Other cholinergic agents, such as selective M1/M4 agonists (e.g., xanomeline), were found to be effective for the improvement of psychotic symptoms according to total, verbal-learning, and short-term memory scores on the Brief Psychiatric Rating Scale and the Positive and Negative Syndrome Scale. This indicates that such agents may function as antipsychotics and cognitive enhancers Citation[6]. A specific and robust negative correlation was found between regional β2-nicotinic AChR availability and negative schizophrenic symptoms, which lends preliminary support to the development of medications targeting β2-nicotinic AChRs in the treatment of negative symptoms Citation[32]. Furthermore, the sigma-1 receptor, part of the N-Methyl-D-aspartate receptor-complex agonists, has a major impact on neurotrophic factors and can alter cognitive functioning. Following phencyclidine-induced cognitive impairment, which is utilized as an animal model of schizophrenia, significant improvement following the subchronic administration of sigma-1 receptor agonists was observed Citation[33]. It should be also noted that positron emission tomography has shown that donepezil exhibits an affinity for the sigma-1 receptor. Recent work with α-7 nicotinic agonists suggests that this AChR system may be also one of the promising candidates for improving cognition in patients with schizophrenia Citation[4,9]. Other novel neurotransmitter-related cognitive agents involving serotonin, dopamine, gamma-aminobutyric acid (GABA), and glutamate may also be considered. The inadequacy of proper animal models for the complex neurodevelopmental abnormalities underlying cognitive impairment in schizophrenia should be also kept in mind as an area for future research Citation[34].

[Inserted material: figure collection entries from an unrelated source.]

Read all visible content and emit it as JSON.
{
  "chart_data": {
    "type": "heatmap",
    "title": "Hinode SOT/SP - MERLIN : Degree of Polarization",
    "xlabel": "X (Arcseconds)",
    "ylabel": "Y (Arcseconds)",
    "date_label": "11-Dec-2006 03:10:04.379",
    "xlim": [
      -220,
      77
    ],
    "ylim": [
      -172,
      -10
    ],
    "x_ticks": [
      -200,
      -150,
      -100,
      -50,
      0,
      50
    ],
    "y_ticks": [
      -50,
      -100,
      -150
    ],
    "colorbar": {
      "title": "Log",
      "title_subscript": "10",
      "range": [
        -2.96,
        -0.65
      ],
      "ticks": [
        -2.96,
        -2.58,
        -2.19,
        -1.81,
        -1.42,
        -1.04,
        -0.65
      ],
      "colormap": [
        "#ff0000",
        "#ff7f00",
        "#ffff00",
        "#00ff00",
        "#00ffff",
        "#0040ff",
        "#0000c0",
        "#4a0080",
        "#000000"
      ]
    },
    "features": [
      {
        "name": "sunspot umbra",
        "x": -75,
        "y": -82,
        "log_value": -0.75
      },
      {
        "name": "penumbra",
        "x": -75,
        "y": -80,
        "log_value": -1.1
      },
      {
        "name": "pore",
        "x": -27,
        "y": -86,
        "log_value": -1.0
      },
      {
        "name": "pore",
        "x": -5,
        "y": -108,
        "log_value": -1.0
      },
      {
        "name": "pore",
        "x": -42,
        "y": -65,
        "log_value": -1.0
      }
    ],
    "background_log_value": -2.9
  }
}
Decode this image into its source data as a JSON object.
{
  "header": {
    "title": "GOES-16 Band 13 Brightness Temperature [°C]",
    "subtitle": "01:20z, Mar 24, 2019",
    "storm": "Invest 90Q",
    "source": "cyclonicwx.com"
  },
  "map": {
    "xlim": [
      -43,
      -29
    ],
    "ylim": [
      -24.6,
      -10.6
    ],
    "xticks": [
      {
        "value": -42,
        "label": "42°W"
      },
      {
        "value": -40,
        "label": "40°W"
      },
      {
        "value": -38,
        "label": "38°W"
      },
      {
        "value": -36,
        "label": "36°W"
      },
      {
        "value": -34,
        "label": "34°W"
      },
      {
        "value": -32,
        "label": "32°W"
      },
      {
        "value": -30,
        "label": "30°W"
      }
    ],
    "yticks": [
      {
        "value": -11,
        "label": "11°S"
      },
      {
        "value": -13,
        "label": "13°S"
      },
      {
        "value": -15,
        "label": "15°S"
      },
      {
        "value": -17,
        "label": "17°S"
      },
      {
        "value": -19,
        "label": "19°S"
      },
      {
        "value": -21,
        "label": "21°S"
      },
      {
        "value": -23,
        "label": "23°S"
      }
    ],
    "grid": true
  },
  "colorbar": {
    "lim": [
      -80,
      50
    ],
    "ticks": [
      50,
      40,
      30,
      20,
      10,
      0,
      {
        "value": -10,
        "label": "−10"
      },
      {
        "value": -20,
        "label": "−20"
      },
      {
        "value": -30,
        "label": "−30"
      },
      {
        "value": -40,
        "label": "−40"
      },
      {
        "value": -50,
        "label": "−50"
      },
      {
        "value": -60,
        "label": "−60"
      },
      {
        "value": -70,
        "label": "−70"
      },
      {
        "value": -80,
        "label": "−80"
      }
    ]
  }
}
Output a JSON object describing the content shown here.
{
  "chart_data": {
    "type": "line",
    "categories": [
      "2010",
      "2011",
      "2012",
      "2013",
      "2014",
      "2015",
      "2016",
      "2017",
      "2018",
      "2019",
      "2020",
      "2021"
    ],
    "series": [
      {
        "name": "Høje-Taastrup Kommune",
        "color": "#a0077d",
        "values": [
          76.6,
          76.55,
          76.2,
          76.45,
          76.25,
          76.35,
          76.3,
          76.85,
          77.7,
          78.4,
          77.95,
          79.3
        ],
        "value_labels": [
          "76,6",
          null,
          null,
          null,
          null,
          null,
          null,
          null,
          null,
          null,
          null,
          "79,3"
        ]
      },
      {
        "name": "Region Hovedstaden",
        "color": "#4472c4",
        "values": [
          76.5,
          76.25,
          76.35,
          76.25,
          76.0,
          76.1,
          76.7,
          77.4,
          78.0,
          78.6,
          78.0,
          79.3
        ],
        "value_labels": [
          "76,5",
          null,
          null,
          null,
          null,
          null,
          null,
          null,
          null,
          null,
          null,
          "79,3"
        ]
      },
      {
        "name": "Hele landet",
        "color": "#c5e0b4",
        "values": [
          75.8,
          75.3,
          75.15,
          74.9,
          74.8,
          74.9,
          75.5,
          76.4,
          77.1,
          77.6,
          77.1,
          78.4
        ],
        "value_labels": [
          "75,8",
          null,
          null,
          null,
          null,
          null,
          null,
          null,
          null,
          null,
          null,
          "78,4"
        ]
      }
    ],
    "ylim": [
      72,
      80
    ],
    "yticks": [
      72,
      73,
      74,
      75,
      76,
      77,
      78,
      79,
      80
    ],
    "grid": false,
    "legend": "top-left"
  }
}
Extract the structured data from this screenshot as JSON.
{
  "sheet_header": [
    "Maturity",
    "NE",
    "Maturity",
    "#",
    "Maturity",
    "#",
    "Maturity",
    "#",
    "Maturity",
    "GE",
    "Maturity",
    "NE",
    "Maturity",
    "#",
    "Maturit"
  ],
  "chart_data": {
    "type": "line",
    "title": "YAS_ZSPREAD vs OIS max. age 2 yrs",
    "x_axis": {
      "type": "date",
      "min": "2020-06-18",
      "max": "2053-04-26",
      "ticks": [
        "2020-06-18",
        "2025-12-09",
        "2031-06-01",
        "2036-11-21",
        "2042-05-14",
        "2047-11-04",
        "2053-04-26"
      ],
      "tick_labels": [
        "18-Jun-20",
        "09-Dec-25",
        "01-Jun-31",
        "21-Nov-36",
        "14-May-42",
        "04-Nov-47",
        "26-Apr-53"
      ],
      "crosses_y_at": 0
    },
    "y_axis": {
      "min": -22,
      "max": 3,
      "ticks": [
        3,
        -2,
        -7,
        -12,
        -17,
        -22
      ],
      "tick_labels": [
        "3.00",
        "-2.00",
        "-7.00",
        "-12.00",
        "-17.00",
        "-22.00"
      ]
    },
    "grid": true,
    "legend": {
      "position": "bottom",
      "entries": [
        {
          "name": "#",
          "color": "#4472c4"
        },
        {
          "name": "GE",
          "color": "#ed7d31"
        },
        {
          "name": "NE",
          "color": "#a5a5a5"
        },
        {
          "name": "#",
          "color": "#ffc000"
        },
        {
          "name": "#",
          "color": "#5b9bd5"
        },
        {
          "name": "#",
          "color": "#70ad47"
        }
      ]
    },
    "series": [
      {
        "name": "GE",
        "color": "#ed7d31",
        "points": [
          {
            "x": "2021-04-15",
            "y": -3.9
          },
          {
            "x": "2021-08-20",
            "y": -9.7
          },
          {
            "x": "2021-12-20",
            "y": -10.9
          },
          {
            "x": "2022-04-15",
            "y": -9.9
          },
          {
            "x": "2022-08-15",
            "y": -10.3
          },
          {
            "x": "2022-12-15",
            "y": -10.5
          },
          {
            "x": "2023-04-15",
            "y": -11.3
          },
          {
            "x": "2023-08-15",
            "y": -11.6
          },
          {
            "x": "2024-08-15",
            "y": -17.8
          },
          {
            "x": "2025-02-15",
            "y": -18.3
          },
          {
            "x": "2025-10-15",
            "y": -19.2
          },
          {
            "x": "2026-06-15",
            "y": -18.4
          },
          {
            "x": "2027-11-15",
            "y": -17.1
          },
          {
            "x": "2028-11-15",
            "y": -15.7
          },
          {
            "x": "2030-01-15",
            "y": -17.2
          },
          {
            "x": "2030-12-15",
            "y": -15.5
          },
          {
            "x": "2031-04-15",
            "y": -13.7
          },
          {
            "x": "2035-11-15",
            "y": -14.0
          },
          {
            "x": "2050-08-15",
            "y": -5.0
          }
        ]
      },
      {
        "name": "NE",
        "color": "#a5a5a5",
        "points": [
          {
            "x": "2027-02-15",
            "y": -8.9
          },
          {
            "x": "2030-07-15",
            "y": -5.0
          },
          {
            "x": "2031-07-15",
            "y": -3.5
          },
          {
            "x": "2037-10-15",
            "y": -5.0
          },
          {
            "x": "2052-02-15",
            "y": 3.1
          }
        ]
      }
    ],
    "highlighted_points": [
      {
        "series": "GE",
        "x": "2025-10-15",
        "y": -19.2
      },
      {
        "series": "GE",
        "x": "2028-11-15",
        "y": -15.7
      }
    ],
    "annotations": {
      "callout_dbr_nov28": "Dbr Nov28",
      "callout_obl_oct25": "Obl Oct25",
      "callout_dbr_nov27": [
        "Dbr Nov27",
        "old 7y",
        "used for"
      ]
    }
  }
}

4. Clinical implications and conclusion

The existing evidence, which supports the use of ChEIs for treating cognitive deficits in patients with schizophrenia, remains weak; thus, ChEIs should not yet be considered a viable and routine treatment option in practice. Newer antipsychotics, with different pharmacodynamic properties leading to putatively differential effects on cognitive dysfunction (related to psychosocial function) and partially differential effects on the cognitive functioning of patients with schizophrenia, are still being explored. Most importantly, typical antipsychotics are known to cause more cognitive impairment than atypical antipsychotics. Hence, instead of including ChEIs as a standard treatment for the cognitive impairment in schizophrenia, practitioners should prudently select and use proper antipsychotics during treatment. Nonetheless, despite the limited extant evidence, augmentative treatment with ChEIs may be a reasonable option for patients with schizophrenia following the failure of other presumably more adequate treatment options, given that ChEIs are tolerable and effective for improving different aspects of cognition.

Declaration of interest

The author states no conflict of interest and has received no payment in preparation of this manuscript.